Austragshaus aus Hohenraunau
Dieses kleine, wunderschöne Fachwerkgebäude, nach seinen ehemaligen Bewohnern Wagnerhaus genannt, kam schon in der ersten Ausbaustufe ins Stoffenrieder Museum. Es stand früher in einer Kurve der Hohenraunauer Dorfstraße, wo es Ende des 18. Jahrhunderts als Austragshaus erbaut wurde. Es trug die Hausnummer 22. Später wurde es vom Hof abgetrennt und wurde Heimat landloser Dorfbewohner, die sich mit Gelegenheitsarbeiten als Taglöhner durchs Leben bringen mussten. Da es einem Erweiterungsbau des Nachbargebäudes im Wege stand, wurde es 1981 abgebaut und hierher transferiert.

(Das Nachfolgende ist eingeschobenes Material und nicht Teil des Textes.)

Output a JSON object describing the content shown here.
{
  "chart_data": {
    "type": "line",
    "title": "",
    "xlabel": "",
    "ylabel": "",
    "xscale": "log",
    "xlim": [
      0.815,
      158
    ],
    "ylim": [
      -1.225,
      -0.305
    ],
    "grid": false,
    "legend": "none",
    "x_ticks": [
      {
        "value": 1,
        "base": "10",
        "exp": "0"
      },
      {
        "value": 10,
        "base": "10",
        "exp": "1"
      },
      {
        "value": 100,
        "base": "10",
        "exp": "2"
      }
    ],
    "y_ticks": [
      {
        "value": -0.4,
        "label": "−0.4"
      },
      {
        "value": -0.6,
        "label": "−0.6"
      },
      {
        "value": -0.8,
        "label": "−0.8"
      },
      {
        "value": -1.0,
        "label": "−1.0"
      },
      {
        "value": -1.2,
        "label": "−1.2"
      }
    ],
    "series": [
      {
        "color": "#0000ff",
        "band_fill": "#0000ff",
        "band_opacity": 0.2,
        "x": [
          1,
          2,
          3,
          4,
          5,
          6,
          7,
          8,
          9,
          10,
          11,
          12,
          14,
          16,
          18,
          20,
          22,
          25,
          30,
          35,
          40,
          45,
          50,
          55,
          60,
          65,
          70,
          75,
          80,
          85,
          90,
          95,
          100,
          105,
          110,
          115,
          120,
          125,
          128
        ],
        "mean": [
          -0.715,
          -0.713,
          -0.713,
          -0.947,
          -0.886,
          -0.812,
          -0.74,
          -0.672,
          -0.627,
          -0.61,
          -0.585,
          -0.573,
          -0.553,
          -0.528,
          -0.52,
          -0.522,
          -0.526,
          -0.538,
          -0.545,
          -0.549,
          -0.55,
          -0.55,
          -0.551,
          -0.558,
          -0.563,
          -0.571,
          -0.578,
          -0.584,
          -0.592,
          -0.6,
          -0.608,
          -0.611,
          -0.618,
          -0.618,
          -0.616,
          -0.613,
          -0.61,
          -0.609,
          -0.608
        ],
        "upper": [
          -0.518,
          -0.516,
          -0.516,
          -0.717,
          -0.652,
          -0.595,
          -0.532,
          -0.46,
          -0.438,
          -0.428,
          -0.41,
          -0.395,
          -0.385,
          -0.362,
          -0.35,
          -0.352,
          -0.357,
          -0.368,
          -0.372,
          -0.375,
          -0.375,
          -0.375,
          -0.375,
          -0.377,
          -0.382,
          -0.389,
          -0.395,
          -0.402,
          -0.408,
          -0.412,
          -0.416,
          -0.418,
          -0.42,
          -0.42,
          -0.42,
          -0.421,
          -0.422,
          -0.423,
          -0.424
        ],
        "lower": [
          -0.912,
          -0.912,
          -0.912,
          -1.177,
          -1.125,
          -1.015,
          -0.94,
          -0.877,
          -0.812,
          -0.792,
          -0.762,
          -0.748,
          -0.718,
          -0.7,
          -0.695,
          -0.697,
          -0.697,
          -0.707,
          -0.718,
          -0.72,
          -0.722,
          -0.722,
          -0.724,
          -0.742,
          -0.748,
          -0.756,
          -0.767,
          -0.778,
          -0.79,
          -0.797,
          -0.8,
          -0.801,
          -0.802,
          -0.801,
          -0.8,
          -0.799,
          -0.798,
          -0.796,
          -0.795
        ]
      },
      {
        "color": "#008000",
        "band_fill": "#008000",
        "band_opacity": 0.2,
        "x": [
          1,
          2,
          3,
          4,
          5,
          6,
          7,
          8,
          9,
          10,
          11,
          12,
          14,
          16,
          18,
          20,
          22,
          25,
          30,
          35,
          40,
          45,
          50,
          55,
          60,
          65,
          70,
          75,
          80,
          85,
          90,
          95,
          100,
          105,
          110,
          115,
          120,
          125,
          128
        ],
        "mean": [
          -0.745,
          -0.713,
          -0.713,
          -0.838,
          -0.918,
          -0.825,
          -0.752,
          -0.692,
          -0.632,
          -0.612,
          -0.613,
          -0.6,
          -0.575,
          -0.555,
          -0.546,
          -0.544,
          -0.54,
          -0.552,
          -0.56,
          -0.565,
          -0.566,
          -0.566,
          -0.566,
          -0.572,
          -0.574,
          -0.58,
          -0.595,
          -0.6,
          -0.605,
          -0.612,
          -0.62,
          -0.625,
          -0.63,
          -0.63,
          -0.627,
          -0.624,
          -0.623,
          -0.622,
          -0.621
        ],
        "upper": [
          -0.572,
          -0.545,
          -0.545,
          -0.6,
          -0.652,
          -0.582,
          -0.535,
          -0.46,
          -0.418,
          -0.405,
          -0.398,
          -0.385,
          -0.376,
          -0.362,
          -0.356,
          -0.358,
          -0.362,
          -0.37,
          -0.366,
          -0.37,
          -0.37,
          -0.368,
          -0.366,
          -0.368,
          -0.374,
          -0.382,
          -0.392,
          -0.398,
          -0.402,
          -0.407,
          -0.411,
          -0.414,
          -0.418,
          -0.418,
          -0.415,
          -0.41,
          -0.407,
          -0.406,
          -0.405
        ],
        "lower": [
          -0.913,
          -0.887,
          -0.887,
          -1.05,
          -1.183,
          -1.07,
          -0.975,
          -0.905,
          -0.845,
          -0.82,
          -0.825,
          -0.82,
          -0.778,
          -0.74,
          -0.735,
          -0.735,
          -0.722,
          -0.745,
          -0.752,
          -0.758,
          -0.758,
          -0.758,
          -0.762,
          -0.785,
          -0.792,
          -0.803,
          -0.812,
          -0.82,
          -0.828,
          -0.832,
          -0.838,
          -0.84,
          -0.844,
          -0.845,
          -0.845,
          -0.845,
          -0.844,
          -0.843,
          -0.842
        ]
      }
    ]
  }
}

Auf den gemauerten Sockel folgt ein Fachwerkober- und dachgeschoss. Auf den ersten Blick auffällig ist die an die Hausecke verschobene Eingangstür. Wegen der geringen Größe des Hauses war nämlich kein Platz für einen eigenen durchgehenden Hausflur, vielmehr steht man nach dem Eintreten direkt in der winzigen Küche. Daneben eine kleine Wohnstube und davon abgetrennt eine noch kleinere Kammer. Hinter der Küche die steile Trepe zu den drei winzigen Räumen des Obergeschosses, danach noch ein zweiter Ausgang zur Rückseite.
Besonders reizvoll ist, dass das Haus direkt neben dem Austragshaus des Neher-Bader-Hofes steht, so ergibt sich eine malerische Ansicht zweier Kleinsthäuser.
Die Seilerbahn aus Langenhaslach
Dieses niedrige und schmale, aber sehr, sehr lange Gebäude, zur Hälfte gemauert, die andere Hälfte aus Balken und Brettern gebaut, stand bis etwa 1990 in Langenhaslach hinter dem Hof des Georg Mahler, auf einem ganz schmalen Streifen zwischen Haus und Straße. Da die kleinen landwirtschaftlichen Betriebe fast überall verschwunden waren und damit auch die Nachfrage nach Seilen und Stricken, war das Gebäude überflüssig geworden und stand zudem einem geplanten Erweiterungsbau des Bauernhauses im Weg. Kaum noch unterhalten, war es dem Verfall ausgeliefert, bis es durch einen glücklichen Zufall ins Visier von Georg Simnacher geriet und als Objekt für die Kreisheimatstube bestimmt wurde. Da 1991 eh das Neher-Bader-Haus ins Museum integriert wurde, rundete die langgestreckte Seilerbahn das Gelände auf der Südseite des Museumsgrundstücks passend ab. Der Aufwand für das Umsetzen hielt sich in Grenzen und als besonderer Glücksfall ergab es sich zudem, dass Georg Mahler seine Bahn weiter betreute und bis zu seinem Tod 2016 regelmäßig Vorführungen im Museum durchführte. Seither ist es stiller um die „Lange“ im Museum geworden, aber vielleicht gibt es mal wieder einen Hobbyseiler, der sie wieder wachküsst. Es würde sich sicher lohnen.